Reputation: 1695
I'm new to scala and figuring out things on the fly. I have a program that needs to read Gzip files of various sizes - 20KB, 2MB and 150MB(Yes, the zipped file is 150MB). I would think not to have a different approach for reading different files, but a standard one through-out. Most of the approaches that I see use a buffer size of 64MB to read files line by line? What is the best( read as, *fastest and clean memory * way of doing it) way to do this ?
Thanks in advance,for the help!
update 1:
Great improvments in reading rate.(I would even share my karma points) Thanks SO ! :)
But, I noticed that, since each of my file has around 10K lines, while writing them to file, It takes a long time to convert the String Iterator to a string before writing to file.I can do two approaches,
I'm assuming [2] would be faster. So, this is what am doing for writing,
var processedLines = linesFromGzip(new File(fileName)).map(line => MyFunction(line))
var outFile = Resource.fromFile(outFileName)
outFile.write(processedLines.mkString("\n")) // severe overhead -> processedLines.mkString("\n")

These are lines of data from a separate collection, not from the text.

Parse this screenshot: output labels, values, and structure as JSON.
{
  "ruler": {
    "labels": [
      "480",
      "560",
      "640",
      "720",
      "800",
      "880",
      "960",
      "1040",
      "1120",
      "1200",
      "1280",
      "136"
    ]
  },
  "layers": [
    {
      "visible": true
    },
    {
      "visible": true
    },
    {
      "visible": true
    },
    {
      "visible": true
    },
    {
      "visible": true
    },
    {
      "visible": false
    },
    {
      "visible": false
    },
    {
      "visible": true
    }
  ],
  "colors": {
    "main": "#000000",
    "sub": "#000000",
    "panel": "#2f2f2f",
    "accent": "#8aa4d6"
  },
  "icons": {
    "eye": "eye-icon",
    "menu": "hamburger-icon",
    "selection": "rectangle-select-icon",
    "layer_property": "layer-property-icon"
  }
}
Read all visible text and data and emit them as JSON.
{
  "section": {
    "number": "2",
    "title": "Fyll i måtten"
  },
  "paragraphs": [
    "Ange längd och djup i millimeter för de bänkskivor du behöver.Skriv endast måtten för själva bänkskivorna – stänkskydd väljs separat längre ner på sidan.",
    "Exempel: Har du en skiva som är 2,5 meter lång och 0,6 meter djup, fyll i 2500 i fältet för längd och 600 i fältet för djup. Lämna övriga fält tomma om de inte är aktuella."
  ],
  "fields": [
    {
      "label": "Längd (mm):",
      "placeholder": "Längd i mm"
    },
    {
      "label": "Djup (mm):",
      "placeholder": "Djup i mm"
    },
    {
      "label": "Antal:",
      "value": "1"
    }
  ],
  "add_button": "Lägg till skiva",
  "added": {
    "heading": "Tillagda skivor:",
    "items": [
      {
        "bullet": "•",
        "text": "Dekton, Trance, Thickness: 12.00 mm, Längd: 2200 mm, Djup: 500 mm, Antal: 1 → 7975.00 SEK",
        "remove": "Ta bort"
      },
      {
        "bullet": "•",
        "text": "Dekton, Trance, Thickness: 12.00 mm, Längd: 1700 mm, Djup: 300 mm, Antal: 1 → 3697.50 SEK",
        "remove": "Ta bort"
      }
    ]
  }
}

Also my analysis( by commenting the write() shows that, it doesn't take much of time to write but to convert the processedLines
to a Single big String - It takes close to a second - which is huge cost for my application. What would the best(again clean without any memory leaks) way to do this.
Upvotes: 0
Views: 2750
Reputation: 3792
Your memory problem is caused by having too many open files, not by the size of the files. You need a mechanism to automagically close each file after reading it.
One way of doing it:
// this Source closes at the end of iteration
implicit def closingSource(source: Source) = new {
val lines = source.getLines()
var isOpen = true
def closeAfterGetLines() = new Iterator[String] {
def hasNext = isOpen && hasNextAndCloseIfDone
def next() = {
val line = lines.next()
hasNextAndCloseIfDone
line
}
private def hasNextAndCloseIfDone = if (lines.hasNext) true else { source.close() ; isOpen = false ; false }
}
}
and then you use a gzip reader:
def gzInputStream(gzipFile: File) = new GZIPInputStream(new BufferedInputStream(new FileInputStream(gzipFile)))
def linesFomGzip(gzipFile: File): Iterator[String] = {
Source.fromInputStream(gzInputStream(gzipFile)).closeAfterGetLines()
}
Note that the files are closed only if the iteration is completed, i.e. the entire file is read. If (for some reason) you do not read the entire file, you need to manually close the file.
Upvotes: 3